Il poursuit : "Je suppose que je ne suis pas le seul, et le prix à payer pour les enfants est lourd. Mais c'est le plus dur pour les femmes. Ma femme n'en est vraiment plus capable. Elle travaille dans un bon endroit mais eux ne le font pas. En considérant sa situation, ce n'est pas comme au début de la guerre. Même si elle m'a soutenu les deux fois précédentes, cette fois-ci, il y a aussi une guerre pour ma maison privée. Ce n'est vraiment pas juste pour eux d'être à la maison plutôt qu'à la piscine."

S. conclut : "Je l'admire et je ne comprends vraiment pas d'où vient la force jusqu'à présent, mais même la femme la plus forte du monde a un moment de rupture. Je suppose qu'une fois que tout sera fini, nous verrons les dommages secondaires. La guerre, le taux de divorce, les enfants qui ont besoin de soins. Nous parlons. Les gars et tout le monde vivent les mêmes difficultés. Je sais que s'il n'y a pas le choix, je viendrai, mais cela aura des conséquences. »

Israël : Des femmes et enfant lynchés à Givat Ronan

Israël : attaque contre des femmes à Givat Ronan

La violence à Givat Ronan met en lumière une crise dans la gestion de la sécurité en Israël

À Givat Ronan, un groupe extrémiste a attaqué des femmes, dont une fillette de trois ans, dans un acte de violence insensé.

Les vitres de leur voiture ont été brisées, des gaz lacrymogènes ont été pulvérisés sur les victimes, et elles ont été menacées avec un fusil avant d'être battues et jetées hors du véhicule.

La voiture a été incendiée, et les assaillants se sont enfuis lorsque l'armée est arrivée.

Même Ben Gvir, qui soutient les extrémistes dans les territoires, ne peut expliquer comment ces vandales ont pu agir ainsi.

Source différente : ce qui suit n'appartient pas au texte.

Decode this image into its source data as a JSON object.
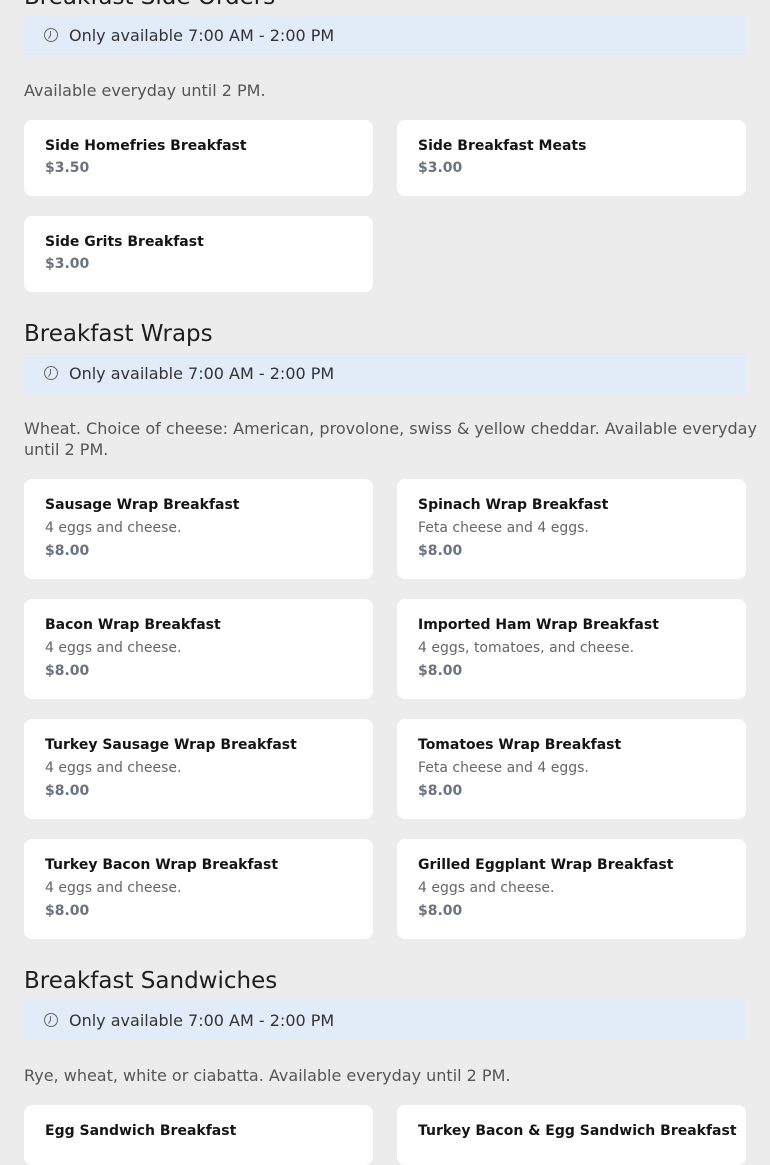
{
  "sections": {
    "side_orders": {
      "title": "Breakfast Side Orders",
      "availability": "Only available 7:00 AM - 2:00 PM",
      "description": "Available everyday until 2 PM.",
      "items": [
        {
          "name": "Side Homefries Breakfast",
          "price": "$3.50"
        },
        {
          "name": "Side Breakfast Meats",
          "price": "$3.00"
        },
        {
          "name": "Side Grits Breakfast",
          "price": "$3.00"
        }
      ]
    },
    "wraps": {
      "title": "Breakfast Wraps",
      "availability": "Only available 7:00 AM - 2:00 PM",
      "description": "Wheat. Choice of cheese: American, provolone, swiss & yellow cheddar. Available everyday until 2 PM.",
      "items": [
        {
          "name": "Sausage Wrap Breakfast",
          "desc": "4 eggs and cheese.",
          "price": "$8.00"
        },
        {
          "name": "Spinach Wrap Breakfast",
          "desc": "Feta cheese and 4 eggs.",
          "price": "$8.00"
        },
        {
          "name": "Bacon Wrap Breakfast",
          "desc": "4 eggs and cheese.",
          "price": "$8.00"
        },
        {
          "name": "Imported Ham Wrap Breakfast",
          "desc": "4 eggs, tomatoes, and cheese.",
          "price": "$8.00"
        },
        {
          "name": "Turkey Sausage Wrap Breakfast",
          "desc": "4 eggs and cheese.",
          "price": "$8.00"
        },
        {
          "name": "Tomatoes Wrap Breakfast",
          "desc": "Feta cheese and 4 eggs.",
          "price": "$8.00"
        },
        {
          "name": "Turkey Bacon Wrap Breakfast",
          "desc": "4 eggs and cheese.",
          "price": "$8.00"
        },
        {
          "name": "Grilled Eggplant Wrap Breakfast",
          "desc": "4 eggs and cheese.",
          "price": "$8.00"
        }
      ]
    },
    "sandwiches": {
      "title": "Breakfast Sandwiches",
      "availability": "Only available 7:00 AM - 2:00 PM",
      "description": "Rye, wheat, white or ciabatta. Available everyday until 2 PM.",
      "items": [
        {
          "name": "Egg Sandwich Breakfast"
        },
        {
          "name": "Turkey Bacon & Egg Sandwich Breakfast"
        }
      ]
    }
  },
  "icons": {
    "availability": "clock-icon"
  },
  "colors": {
    "background": "#ececec",
    "availability_bar": "#e2ecf8",
    "price": "#6b7380",
    "card": "#ffffff"
  }
}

Le général de division Nathaniel Yacovi décrit le nord d’Israël comme « brûlé et détruit », et se demande comment nous en sommes arrivés là, en particulier avec la réponse apparemment insuffisante du Cabinet de la Défense.

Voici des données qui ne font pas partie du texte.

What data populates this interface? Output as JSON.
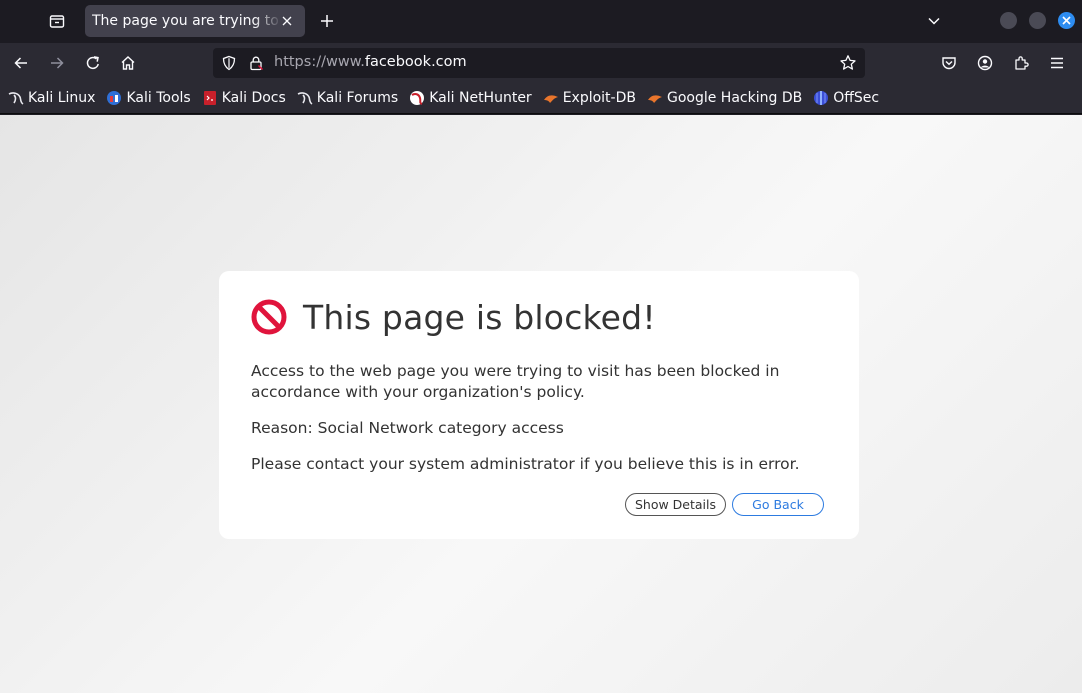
{
  "tab": {
    "title": "The page you are trying to access is blocked"
  },
  "url": {
    "prefix": "https://www.",
    "domain": "facebook.com"
  },
  "bookmarks": [
    {
      "label": "Kali Linux",
      "icon": "kali-dragon-icon"
    },
    {
      "label": "Kali Tools",
      "icon": "kali-tools-icon"
    },
    {
      "label": "Kali Docs",
      "icon": "kali-docs-icon"
    },
    {
      "label": "Kali Forums",
      "icon": "kali-dragon-icon"
    },
    {
      "label": "Kali NetHunter",
      "icon": "nethunter-icon"
    },
    {
      "label": "Exploit-DB",
      "icon": "exploit-db-icon"
    },
    {
      "label": "Google Hacking DB",
      "icon": "exploit-db-icon"
    },
    {
      "label": "OffSec",
      "icon": "offsec-icon"
    }
  ],
  "block_page": {
    "title": "This page is blocked!",
    "message": "Access to the web page you were trying to visit has been blocked in accordance with your organization's policy.",
    "reason": "Reason: Social Network category access",
    "contact": "Please contact your system administrator if you believe this is in error.",
    "show_details_label": "Show Details",
    "go_back_label": "Go Back"
  },
  "colors": {
    "block_icon": "#e0143c",
    "go_back": "#2d7be0",
    "window_close": "#2d8cf0"
  }
}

Les femmes d'Herat, qui se dirigeaient vers Naplouse, ont commis une erreur en entrant dans l'avant-poste de Givat Ronan, où elles ont été lynchées par des extrémistes.

Elles ont été battues, aspergées de gaz lacrymogènes. Deux d'entre elles ont été hospitalisées.

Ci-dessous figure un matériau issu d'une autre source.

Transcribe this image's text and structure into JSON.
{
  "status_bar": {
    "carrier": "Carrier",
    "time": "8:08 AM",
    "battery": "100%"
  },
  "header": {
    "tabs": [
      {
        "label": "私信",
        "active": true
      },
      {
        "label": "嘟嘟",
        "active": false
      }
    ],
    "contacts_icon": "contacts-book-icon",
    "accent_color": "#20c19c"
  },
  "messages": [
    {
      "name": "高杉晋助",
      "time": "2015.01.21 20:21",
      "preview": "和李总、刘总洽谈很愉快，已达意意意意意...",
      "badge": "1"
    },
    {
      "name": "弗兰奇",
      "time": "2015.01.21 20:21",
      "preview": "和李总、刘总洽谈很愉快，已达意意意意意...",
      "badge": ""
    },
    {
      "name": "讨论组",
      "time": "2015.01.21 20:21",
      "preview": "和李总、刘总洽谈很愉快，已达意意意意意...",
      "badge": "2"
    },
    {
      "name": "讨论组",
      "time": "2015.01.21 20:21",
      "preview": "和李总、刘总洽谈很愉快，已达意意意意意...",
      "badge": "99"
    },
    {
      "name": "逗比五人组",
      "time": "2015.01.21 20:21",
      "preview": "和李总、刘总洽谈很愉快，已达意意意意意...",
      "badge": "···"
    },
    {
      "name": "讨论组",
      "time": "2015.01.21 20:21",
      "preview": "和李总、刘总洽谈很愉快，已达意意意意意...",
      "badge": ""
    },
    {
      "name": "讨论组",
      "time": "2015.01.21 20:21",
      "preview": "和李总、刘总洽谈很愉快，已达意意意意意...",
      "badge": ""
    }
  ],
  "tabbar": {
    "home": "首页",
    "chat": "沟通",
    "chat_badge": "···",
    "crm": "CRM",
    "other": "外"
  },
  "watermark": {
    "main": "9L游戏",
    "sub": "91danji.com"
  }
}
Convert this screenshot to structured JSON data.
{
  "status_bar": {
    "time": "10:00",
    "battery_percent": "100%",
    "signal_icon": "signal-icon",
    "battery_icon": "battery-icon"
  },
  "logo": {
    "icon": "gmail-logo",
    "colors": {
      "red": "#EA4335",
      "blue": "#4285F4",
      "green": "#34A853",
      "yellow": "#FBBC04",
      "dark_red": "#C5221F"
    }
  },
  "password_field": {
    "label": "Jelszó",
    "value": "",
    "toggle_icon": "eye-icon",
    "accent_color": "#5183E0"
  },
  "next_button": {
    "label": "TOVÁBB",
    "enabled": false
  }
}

Les discussions au sein du Cabinet ne reflètent pas la gravité de la situation.

Selon les fuites, les membres du Cabinet passent leur temps sur des sujets secondaires, tandis que les décisions cruciales ne sont pas prises.

Lors de la dernière réunion, le chef d'état-major, Herzi Halevi, a tenté d'aborder l'intrusion dans les camps militaires.

Lorsque Levy a souligné l'importance de discuter des agressions à Givat Ronan, les membres du Cabinet ont argumenté que les soldats étaient masqués, ce qui, selon eux, justifiait les attaques.

Lorsque Halevi a expliqué que les enquêteurs de l’armée avaient été menacés, les membres ont de nouveau évoqué les menaces contre le Premier ministre, comme s'ils avaient oublié la discussion précédente.

Gallant a exprimé son incrédulité : « Je n'arrive pas à y croire. Transformer des soldats de 19 ans en ennemis ? » Il a ajouté : « Où vivons-nous ? Dans quel chaos vivons-nous ? »

Le Cabinet de Défense, qui devrait répondre aux défis de la guerre, semble plutôt se concentrer sur des questions de résilience interne.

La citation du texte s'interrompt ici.